The other man lifts an eyebrow. “Lucky?”

“Yeah, well, I think you’d know what I mean.” A ten-dollar bill down on the counter and then Ed’s following Smecker out the door. The air hits his face and his head starts to hurt with the muggy heat of it. “Fuck. Fuck. What if—what if I did like it?”

“You didn’t. Trust me. I’ve got eyes that I actually use.” Smecker hasn’t attempted to shake Ed off yet, but he nearly torches Ed when he lights himself a cigarette.

Pissy queen. Pissy know-it-all gay bastard that goddamn it, needs to explain this before Ed flies out because fuck if Ed is ending this with a wild bender through Boston’s bars. He needs something to make it clearer. Something he can sleep with at sleep, even if it’s not a proper ending. “Maybe there was a moment. Can you get that? Maybe I haven’t been around the block as many times as you have, but maybe—”

“Edward.” The name drops from Paul’s lips more softly than the ash falling from his cigarette’s tip. His voice is quiet and smooth, like a lullaby for the damned. “Go in there, buy me a drink, talk all you want and then forget about it. They were criminals. More charismatic than usual, but they still broke the law and you fucked up their case. That’s all. Buy me the drink and get ready to drive me home, and in the morning you’ll be all right.”

“What about you?” Ed asks. Though his hand is already on the door-handle.

Paul laughs at him. It’s not a nice laugh. It’s not even a bitter one. It’s just a laugh, like a shadow on the wall. The moment Ed blinks, it’s blown away. “I’ve got room for it. I have a nice place in Boston, and I don’t want to get dragged back.

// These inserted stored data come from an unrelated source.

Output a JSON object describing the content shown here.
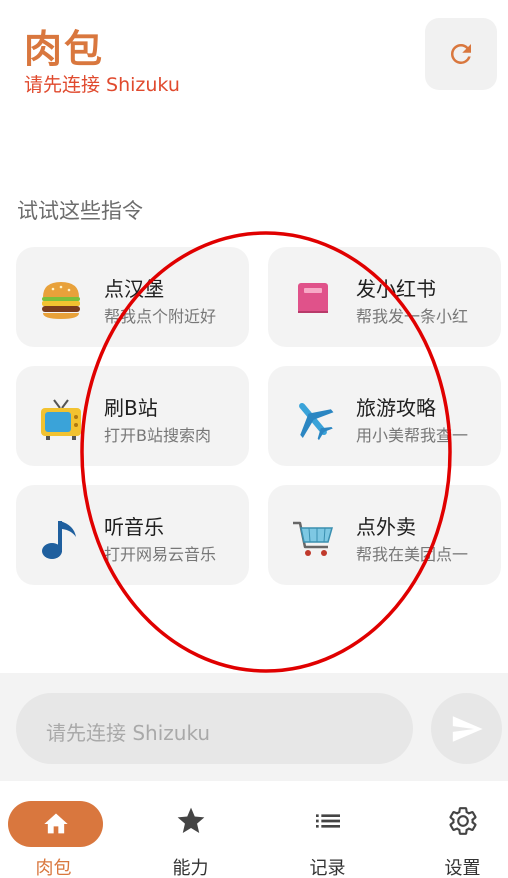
{
  "header": {
    "title": "肉包",
    "subtitle": "请先连接 Shizuku",
    "refresh_icon": "refresh-icon"
  },
  "suggestions": {
    "label": "试试这些指令",
    "cards": [
      {
        "title": "点汉堡",
        "desc": "帮我点个附近好",
        "icon": "hamburger-icon"
      },
      {
        "title": "发小红书",
        "desc": "帮我发一条小红",
        "icon": "book-icon"
      },
      {
        "title": "刷B站",
        "desc": "打开B站搜索肉",
        "icon": "tv-icon"
      },
      {
        "title": "旅游攻略",
        "desc": "用小美帮我查一",
        "icon": "airplane-icon"
      },
      {
        "title": "听音乐",
        "desc": "打开网易云音乐",
        "icon": "music-note-icon"
      },
      {
        "title": "点外卖",
        "desc": "帮我在美团点一",
        "icon": "shopping-cart-icon"
      }
    ]
  },
  "composer": {
    "placeholder": "请先连接 Shizuku",
    "send_icon": "send-icon"
  },
  "nav": {
    "items": [
      {
        "label": "肉包",
        "icon": "home-icon",
        "active": true
      },
      {
        "label": "能力",
        "icon": "star-icon",
        "active": false
      },
      {
        "label": "记录",
        "icon": "list-icon",
        "active": false
      },
      {
        "label": "设置",
        "icon": "gear-icon",
        "active": false
      }
    ]
  },
  "colors": {
    "accent": "#d9773e",
    "subtitle": "#e04a2e",
    "annotation": "#e00000"
  }
}
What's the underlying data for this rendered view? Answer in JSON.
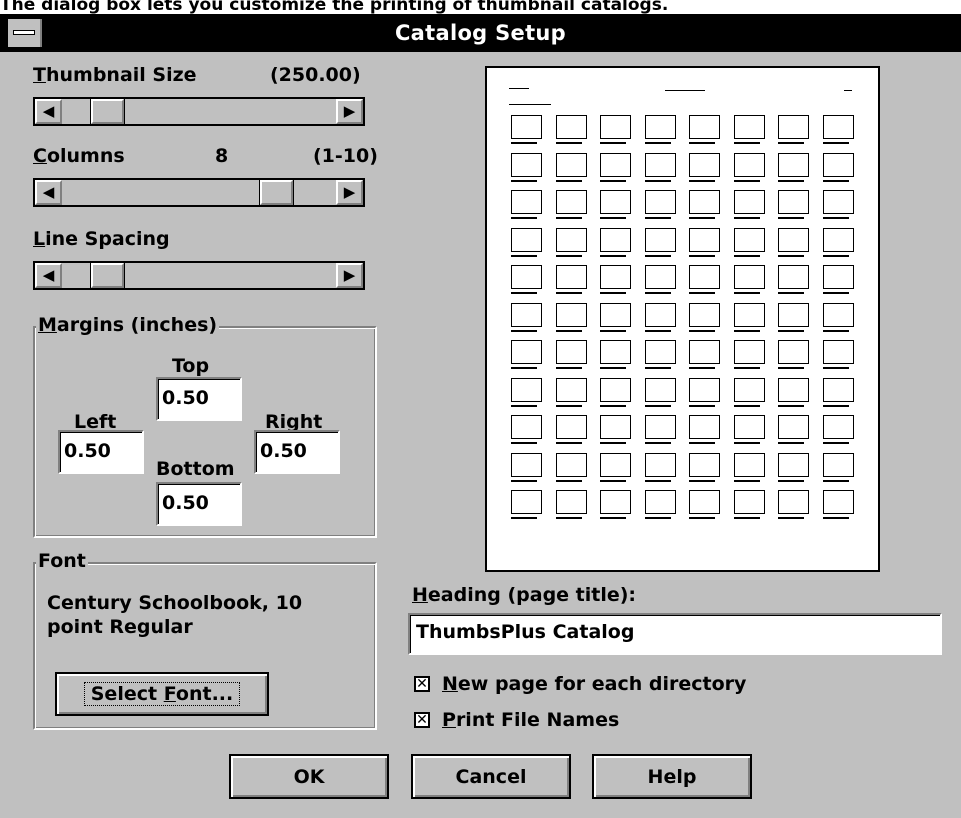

You can do that.”

“It’s really always about what can be done for you, huh,” Ed says. He’s counting the change in his pocket, wondering if he’s got enough for a bottle.

“Try not to remember that,” Paul replies. He turns so he’s more than half in shadow, with only the glow of his cigarette to trace out his face. “You don’t know how to sleep with it, and you don’t want to.”

Ed pauses another moment. Then he says, “Thank you,” and he goes inside to buy that bottle.